Canadian citizenship relies on you fitting one of the necessary pre-conditions, including:
- Express Entry: Immigration as a skilled worker.
- Family Sponsorship: Being sponsored by a member of your family already residing in the country.
- Start-up Visa: Immigration by starting a business and creating jobs.
Plus more, such as temporary residence, refugee status, and caregiving.
Canadian visas are also known to be costly, which is why many people checking out the country tend to use the maximum six-month visiting period as an opportunity to explore their options and access the possibilities available to them, particularly for those looking to retire to the country.

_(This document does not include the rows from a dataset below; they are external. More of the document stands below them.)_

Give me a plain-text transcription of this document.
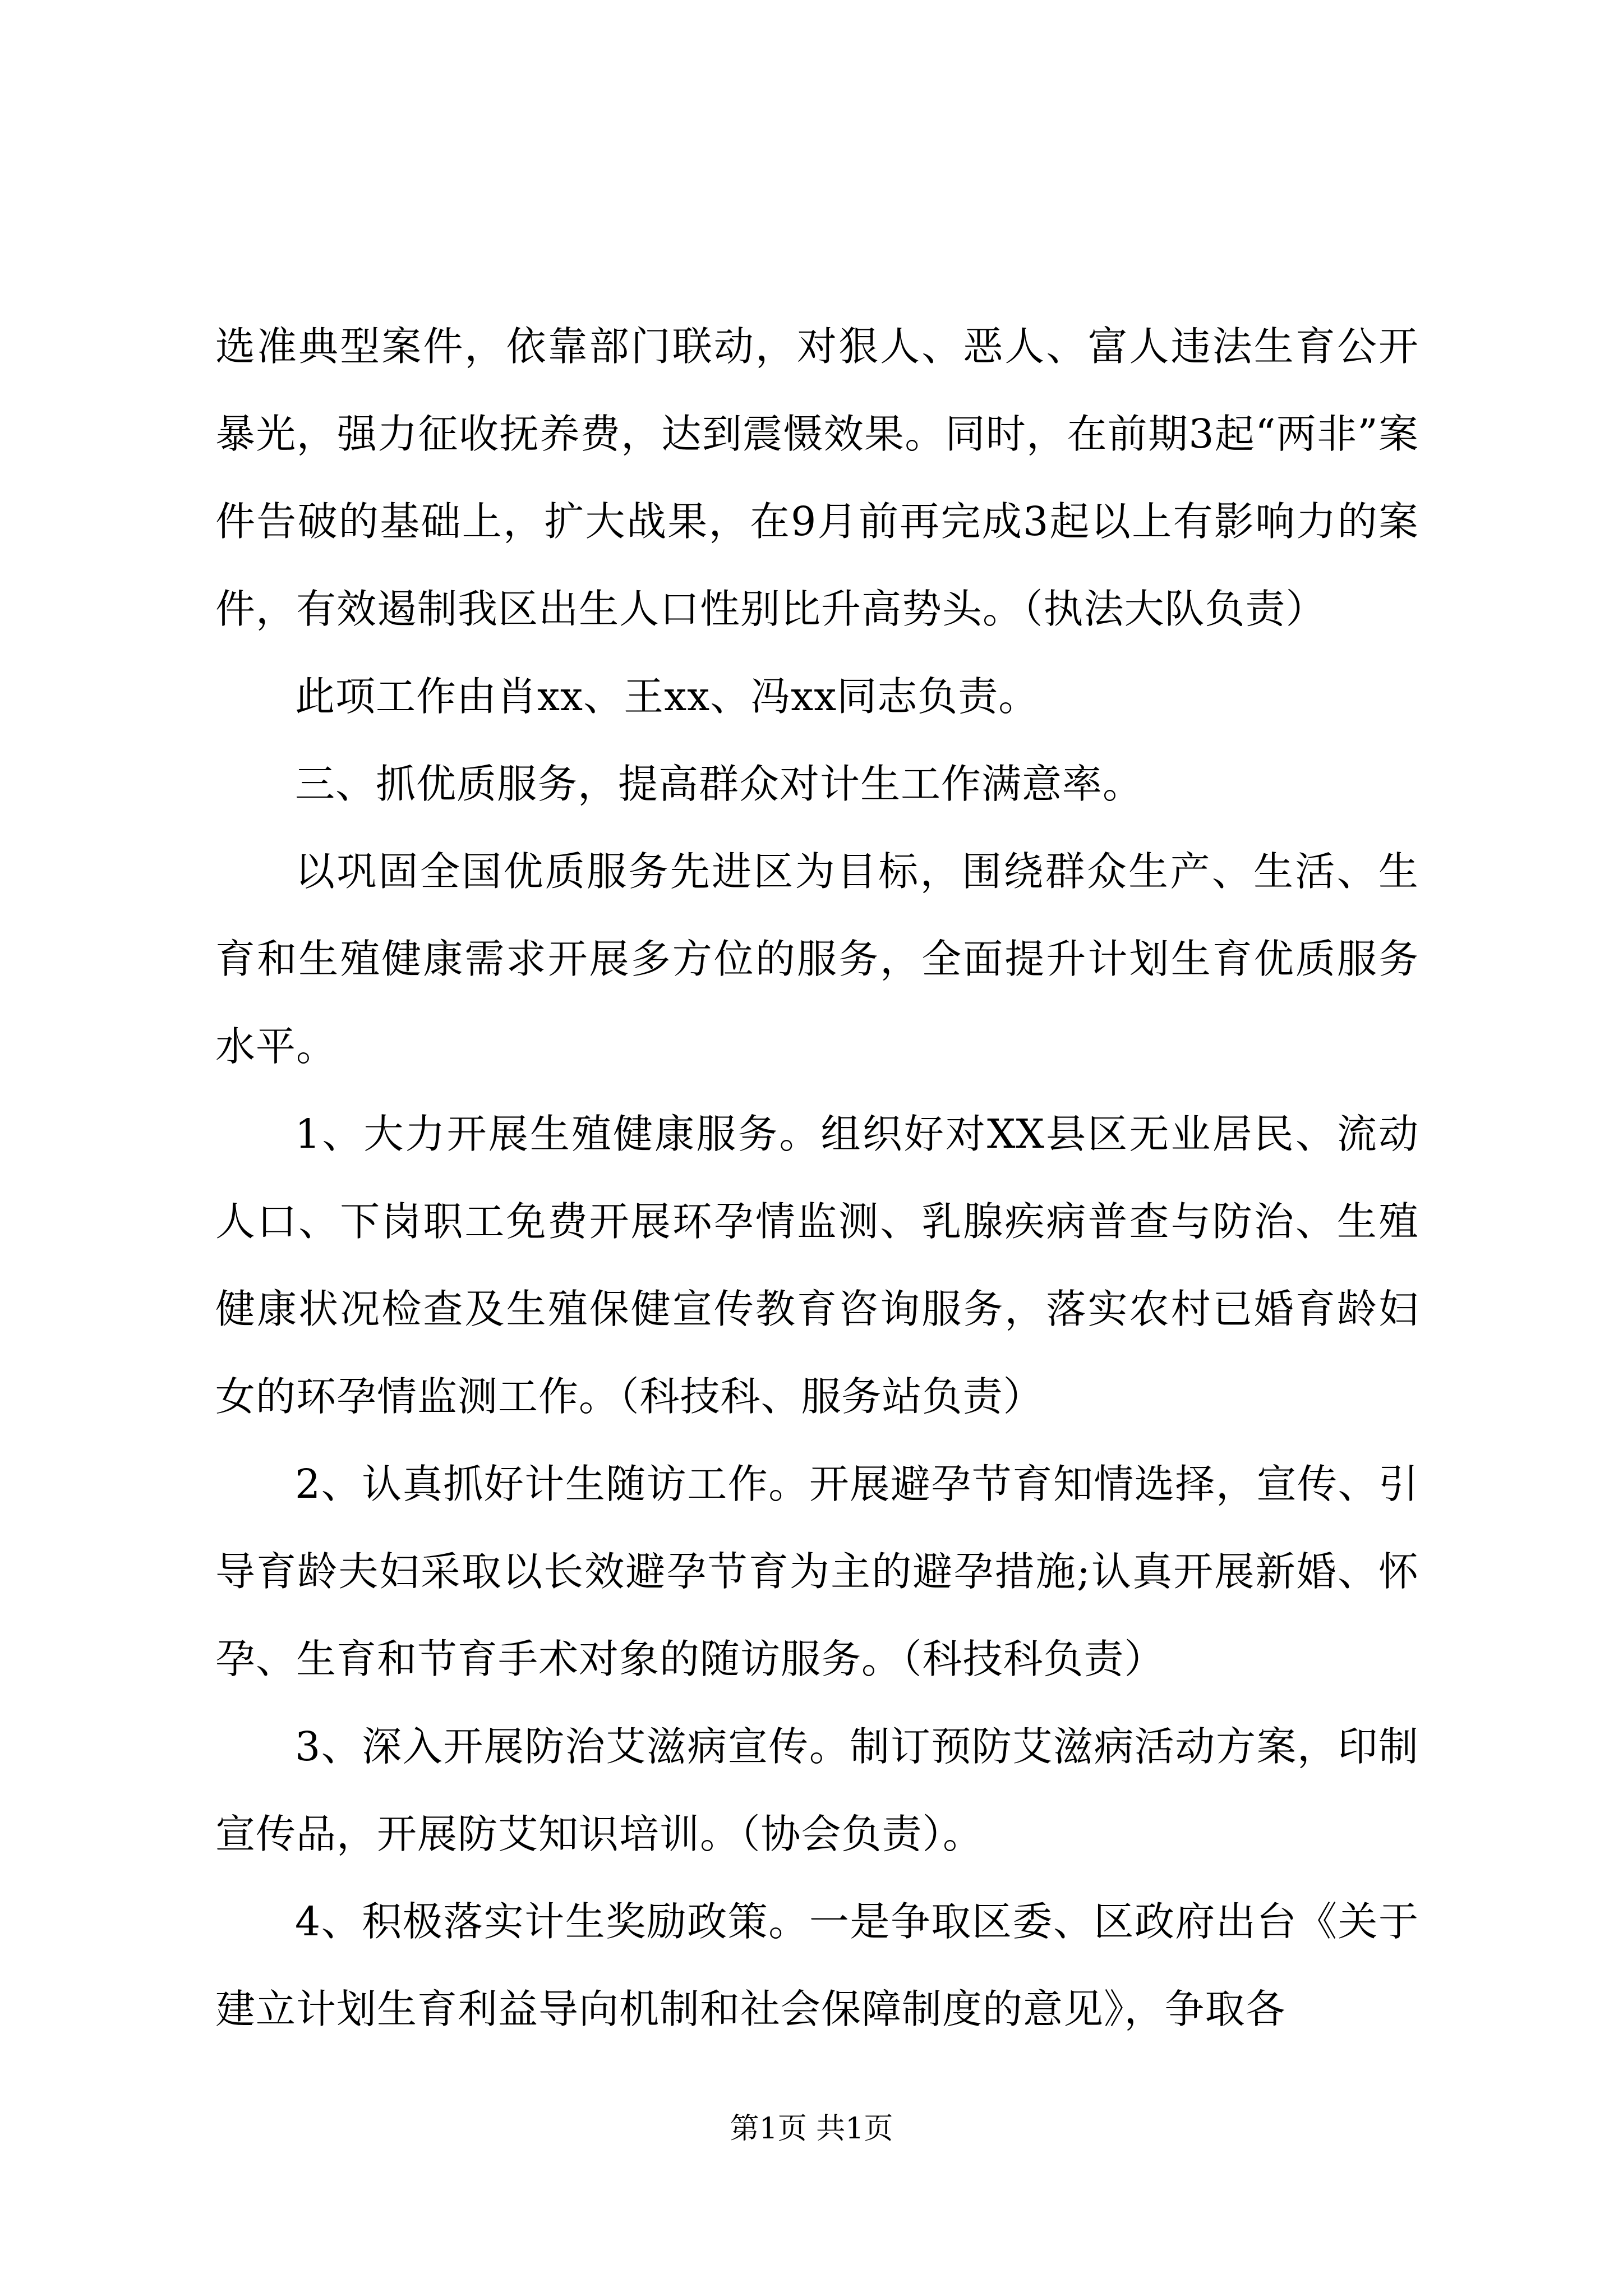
选准典型案件，依靠部门联动，对狠人、恶人、富人违法生育公开暴光，强力征收抚养费，达到震慑效果。同时，在前期3起“两非”案件告破的基础上，扩大战果，在9月前再完成3起以上有影响力的案件，有效遏制我区出生人口性别比升高势头。（执法大队负责）

此项工作由肖xx、王xx、冯xx同志负责。

三、抓优质服务，提高群众对计生工作满意率。

以巩固全国优质服务先进区为目标，围绕群众生产、生活、生育和生殖健康需求开展多方位的服务，全面提升计划生育优质服务水平。

1、大力开展生殖健康服务。组织好对XX县区无业居民、流动人口、下岗职工免费开展环孕情监测、乳腺疾病普查与防治、生殖健康状况检查及生殖保健宣传教育咨询服务，落实农村已婚育龄妇女的环孕情监测工作。（科技科、服务站负责）

2、认真抓好计生随访工作。开展避孕节育知情选择，宣传、引导育龄夫妇采取以长效避孕节育为主的避孕措施;认真开展新婚、怀孕、生育和节育手术对象的随访服务。（科技科负责）

3、深入开展防治艾滋病宣传。制订预防艾滋病活动方案，印制宣传品，开展防艾知识培训。（协会负责）。

4、积极落实计生奖励政策。一是争取区委、区政府出台《关于建立计划生育利益导向机制和社会保障制度的意见》，争取各

第1页 共1页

In terms of settling down, many people who have looked to explore life in Canada have complained about the struggles of finding a new job without prior Canadian experience, showing a lack of direct possibilities for those looking to start a new life.
More details on the cost of visa permits for work or study can be found here.
2. The cost of living can be high.
While Canadians certainly enjoy a high standard of living, that certainly comes at a cost.
Taxes and tariffs can make living in Canada an initially very expensive proposition, especially for those looking to explore new work opportunities or renting in major cities and prominent towns.
Many of the social systems Canadians enjoy are funded by high taxation, which may come as a shock to American visitors.
Essential Tips for Moving to Canada
Sold on moving to Canada? Here are some key tips to help you start prepping for the move.
Canada is really, really big!
The great thing about Canada is even if you don’t quite jive with one part of it, there’s still so much to enjoy!
The country is one of the largest in the world, second only to Russia. That’s ten million square kilometers!
We could go through all the incredible stats, such as how you could fit 40 (that’s right, 40) United Kingdoms into Canada, but the real key is how this size breeds such a fascinating variety of landscapes you can call home.
Great lakes, gloriously remote snowy locations, major metropolitan cities, quaint traditional towns, and more are available to explore. Canada is as diverse as it is large. If you’re willing to commit to this great country, you’re bound to find a place that suits you.
Expert opinions can help with culture shock.
No matter where you move, whether it’s 20 minutes down the road or across the Atlantic Ocean, it’s important to have people you can lean on for expert advice.
While anyone moving from the United States, Europe or Australia will see a lot of similarities in the Canadian system and way of life, there will always be elements of culture shock and slightly different ways of doing things that make the essentials of life a little difficult to get used to.
Before moving permanently, consult experts on everything from housing to transport to social faux pas.
If you’re moving to Ottawa and unsure of how to buy a home, for example, Breezeful explains the types of mortgage rates available to new residents. If you’re looking for ways to get around Vancouver without a car, then Arrivein can give you a leg up on transport systems and financial help to budget for a vehicle. Or, if you’re facing the challenge of moving your family to Canada, then lean on popular bloggers such as Honey and Betts for advice.
There are two official languages.
Due to the nature of its colonization, Canada famously has two national languages: French and English.
The two languages enjoy equal status in the land of the maple leaf, however, you’ll largely find people speaking the latter in most areas outside of eastern provinces such as Quebec.
In some areas, this cultural heritage is taken very seriously, with the OQLF ensuring the French language is used across schools and businesses. This is very important for anyone moving to one of these areas with dreams of starting their own operation.
There are few countries in the world as enticing as Canada, and with good reason. As we’ve outlined, Canada can be an expensive place to live, but if you have the money you’ll enjoy a high standard of living in beautiful locales perfect for living out your youth, raising a family, or pioneering your business.